We have to find the smallest number which when divided by $35,56,91$ leaves remainder $7$ in each case. To do so, we will firstly evaluate the smallest number which is a multiple of each of $35,56,91$.
Thus, we will evaluate the LCM of $35,56,91$.

To find the LCM of three numbers, we will use the prime factorization method. We will write the prime factorization of each of the numbers in exponential form. Then, we will align the common prime factor base whenever possible. For the numbers with a common prime factor base, select the prime number that has the highest power. The prime factor with highest power implies that it occurs the most in the list. If a distinct prime factor has no matching prime factor base in the list, include this factor with its exponent in the collection of numbers. Multiply all the numbers which were collected earlier to get the LCM of three numbers.

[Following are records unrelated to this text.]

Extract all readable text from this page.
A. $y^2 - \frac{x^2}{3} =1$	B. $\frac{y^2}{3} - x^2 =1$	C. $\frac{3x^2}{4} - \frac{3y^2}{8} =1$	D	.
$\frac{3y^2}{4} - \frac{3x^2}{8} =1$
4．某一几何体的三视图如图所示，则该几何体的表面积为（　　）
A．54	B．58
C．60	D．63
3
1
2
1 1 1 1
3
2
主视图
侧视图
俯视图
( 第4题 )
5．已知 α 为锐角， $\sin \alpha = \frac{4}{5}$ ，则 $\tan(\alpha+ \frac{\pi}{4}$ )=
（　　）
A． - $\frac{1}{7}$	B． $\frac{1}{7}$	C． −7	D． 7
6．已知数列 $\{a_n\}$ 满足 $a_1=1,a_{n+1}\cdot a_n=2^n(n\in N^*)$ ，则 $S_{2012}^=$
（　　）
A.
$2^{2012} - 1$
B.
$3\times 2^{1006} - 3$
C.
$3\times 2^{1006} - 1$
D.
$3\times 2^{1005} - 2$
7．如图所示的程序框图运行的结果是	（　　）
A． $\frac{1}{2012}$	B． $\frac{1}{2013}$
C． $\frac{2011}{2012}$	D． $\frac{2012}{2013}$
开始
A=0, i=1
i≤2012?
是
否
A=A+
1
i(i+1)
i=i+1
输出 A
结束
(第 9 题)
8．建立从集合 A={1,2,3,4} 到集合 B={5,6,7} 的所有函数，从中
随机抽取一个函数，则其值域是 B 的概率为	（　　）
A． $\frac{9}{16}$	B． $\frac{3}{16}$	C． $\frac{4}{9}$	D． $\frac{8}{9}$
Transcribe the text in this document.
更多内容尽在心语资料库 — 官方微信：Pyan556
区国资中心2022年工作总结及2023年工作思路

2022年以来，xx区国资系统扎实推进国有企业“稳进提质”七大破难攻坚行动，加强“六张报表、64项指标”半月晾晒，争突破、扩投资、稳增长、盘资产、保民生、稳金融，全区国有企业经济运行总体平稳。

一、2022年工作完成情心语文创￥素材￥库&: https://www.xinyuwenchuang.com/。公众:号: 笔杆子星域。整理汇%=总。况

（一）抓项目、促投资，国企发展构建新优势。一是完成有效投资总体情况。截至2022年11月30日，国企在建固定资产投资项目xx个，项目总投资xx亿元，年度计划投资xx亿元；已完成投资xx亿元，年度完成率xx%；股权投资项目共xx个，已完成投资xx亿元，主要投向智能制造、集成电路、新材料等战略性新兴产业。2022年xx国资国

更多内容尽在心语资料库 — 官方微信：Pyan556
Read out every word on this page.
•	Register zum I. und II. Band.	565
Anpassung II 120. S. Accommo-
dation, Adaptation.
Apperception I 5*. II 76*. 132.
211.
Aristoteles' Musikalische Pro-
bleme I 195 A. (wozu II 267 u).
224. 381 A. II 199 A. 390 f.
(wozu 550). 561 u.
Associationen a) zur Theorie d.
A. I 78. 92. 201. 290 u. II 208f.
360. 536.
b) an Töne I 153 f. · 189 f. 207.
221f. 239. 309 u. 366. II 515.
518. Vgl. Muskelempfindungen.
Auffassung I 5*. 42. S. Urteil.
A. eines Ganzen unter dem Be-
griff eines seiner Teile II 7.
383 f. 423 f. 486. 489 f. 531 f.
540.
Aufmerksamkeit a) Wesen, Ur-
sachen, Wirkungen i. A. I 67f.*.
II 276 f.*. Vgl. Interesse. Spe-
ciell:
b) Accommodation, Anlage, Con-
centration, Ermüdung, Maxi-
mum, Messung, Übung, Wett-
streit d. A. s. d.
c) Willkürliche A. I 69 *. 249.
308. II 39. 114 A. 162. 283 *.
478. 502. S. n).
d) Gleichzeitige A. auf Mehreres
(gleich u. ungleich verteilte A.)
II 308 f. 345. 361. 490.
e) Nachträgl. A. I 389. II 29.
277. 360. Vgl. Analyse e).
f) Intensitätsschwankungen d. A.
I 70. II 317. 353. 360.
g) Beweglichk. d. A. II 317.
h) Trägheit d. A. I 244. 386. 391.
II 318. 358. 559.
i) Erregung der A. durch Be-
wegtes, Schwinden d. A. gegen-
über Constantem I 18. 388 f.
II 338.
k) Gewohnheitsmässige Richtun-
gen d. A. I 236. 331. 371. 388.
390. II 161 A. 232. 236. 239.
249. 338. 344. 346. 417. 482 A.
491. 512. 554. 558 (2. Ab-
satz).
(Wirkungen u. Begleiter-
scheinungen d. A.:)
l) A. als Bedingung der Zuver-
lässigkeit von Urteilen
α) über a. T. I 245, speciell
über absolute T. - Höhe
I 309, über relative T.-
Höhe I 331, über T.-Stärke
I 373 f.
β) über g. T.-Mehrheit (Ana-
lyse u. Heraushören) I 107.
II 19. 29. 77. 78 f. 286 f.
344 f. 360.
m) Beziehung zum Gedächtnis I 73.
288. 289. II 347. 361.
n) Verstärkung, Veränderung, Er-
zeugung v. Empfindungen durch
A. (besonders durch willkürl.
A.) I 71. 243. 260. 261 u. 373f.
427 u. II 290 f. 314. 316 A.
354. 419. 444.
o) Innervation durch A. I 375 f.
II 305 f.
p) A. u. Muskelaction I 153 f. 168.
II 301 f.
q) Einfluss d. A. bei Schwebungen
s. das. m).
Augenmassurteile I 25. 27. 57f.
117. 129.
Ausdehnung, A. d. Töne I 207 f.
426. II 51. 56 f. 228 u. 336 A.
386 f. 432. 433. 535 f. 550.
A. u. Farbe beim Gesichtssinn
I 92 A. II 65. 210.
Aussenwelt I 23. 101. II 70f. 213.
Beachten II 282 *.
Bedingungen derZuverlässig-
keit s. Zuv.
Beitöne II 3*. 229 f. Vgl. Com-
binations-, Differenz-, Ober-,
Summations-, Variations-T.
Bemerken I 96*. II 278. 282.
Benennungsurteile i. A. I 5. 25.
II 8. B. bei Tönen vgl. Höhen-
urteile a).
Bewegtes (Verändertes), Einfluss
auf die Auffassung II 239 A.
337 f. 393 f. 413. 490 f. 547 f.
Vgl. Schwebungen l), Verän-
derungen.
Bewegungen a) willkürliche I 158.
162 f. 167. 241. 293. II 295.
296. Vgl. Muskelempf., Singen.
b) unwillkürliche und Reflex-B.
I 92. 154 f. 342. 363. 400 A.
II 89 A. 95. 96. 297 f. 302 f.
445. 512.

Factorizing each of the numbers, we have $35=5\times 7,56={{2}^{3}}\times 7,91=7\times 13$ .

Thus, the LCM of $35,56,91$ is $7\times 5\times {{2}^{3}}\times 13=3640$.
The LCM of $35,56,91$ is $3640$.

We have to find the smallest number which leaves a remainder $7$ when divided by $35,56,91$, add $7$ to the LCM of numbers $35,56,91$.
Thus, we have $3640+7=3647$.

Hence, the smallest number which leaves a remainder $7$ when divided by $35,56,91$ is $3647$.

Note: Least Common Multiple (LCM) of any two numbers is the smallest positive number that is divisible by both the numbers. We can also find LCM of two numbers using list method. We should carefully calculate the LCM of three numbers; otherwise we will get an incorrect answer.